Today, MD Anderson has 26,000 employees on Holcombe alone although I suspect a great many work from home despite having offices in a half-filled, boat-shaped administration building. The push to translate high volume patient care into dollars has gotten so great that Saturday hours have had to be utilized. I would love to know what percentage of IRB-approved clinical trials are investigator-initiated and/or institutionally-supported today. When I was VP that number was high. Now, I suspect 75% or more of the trials are industry-sponsored.
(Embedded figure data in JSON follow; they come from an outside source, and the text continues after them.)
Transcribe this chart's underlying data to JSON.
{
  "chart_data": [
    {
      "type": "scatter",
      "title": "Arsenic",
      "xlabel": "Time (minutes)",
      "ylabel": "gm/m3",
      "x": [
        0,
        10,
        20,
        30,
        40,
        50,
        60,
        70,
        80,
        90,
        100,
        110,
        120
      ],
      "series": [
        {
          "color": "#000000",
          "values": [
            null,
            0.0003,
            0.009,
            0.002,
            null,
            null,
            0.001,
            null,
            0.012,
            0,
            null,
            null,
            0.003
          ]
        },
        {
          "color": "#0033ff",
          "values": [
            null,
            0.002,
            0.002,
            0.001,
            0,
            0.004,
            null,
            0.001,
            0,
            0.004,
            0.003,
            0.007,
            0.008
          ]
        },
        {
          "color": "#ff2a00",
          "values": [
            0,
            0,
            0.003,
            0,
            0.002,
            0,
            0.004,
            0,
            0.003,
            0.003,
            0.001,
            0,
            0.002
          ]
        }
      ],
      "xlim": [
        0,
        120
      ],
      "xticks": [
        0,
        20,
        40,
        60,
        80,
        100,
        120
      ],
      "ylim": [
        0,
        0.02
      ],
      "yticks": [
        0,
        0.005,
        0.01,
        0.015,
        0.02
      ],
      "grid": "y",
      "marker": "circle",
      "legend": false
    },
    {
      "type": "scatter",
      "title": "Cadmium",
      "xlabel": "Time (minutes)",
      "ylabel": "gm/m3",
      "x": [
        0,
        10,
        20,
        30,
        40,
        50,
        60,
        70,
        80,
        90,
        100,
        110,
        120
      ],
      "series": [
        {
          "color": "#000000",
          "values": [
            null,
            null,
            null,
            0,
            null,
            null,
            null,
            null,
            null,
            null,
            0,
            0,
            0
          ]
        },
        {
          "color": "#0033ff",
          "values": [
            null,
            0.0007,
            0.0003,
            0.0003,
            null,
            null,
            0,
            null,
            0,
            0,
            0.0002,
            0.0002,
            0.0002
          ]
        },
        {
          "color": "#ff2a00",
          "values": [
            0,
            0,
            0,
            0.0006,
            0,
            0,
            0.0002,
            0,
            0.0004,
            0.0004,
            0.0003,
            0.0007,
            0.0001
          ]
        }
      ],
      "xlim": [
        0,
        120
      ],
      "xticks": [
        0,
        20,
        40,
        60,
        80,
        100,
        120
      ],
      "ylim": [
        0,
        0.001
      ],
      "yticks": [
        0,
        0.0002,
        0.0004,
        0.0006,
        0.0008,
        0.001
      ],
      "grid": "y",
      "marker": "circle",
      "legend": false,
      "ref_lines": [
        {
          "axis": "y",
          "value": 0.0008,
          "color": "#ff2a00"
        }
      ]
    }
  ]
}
That is the way of the world. Big Pharma runs the show now.

MD Anderson is no longer just on Holcombe. There are Houston-area locations and at least seven affiliations with patient care institutions outside of Houston. Do they really give the same quality care as MD Anderson on Holcombe? Who knows?

My only point is that if outstanding quality control is an issue in bagel making that requires limiting the number of sites where you make the bagels, perhaps that is also true with cancer care. For now, I am happy to get my blood drawn at an MD Anderson site in Bellaire. The rest of my care at Anderson will remain on Holcombe. It may not be small, but the personnel there still treat you like they did back in 1984—very well. Someone must remember.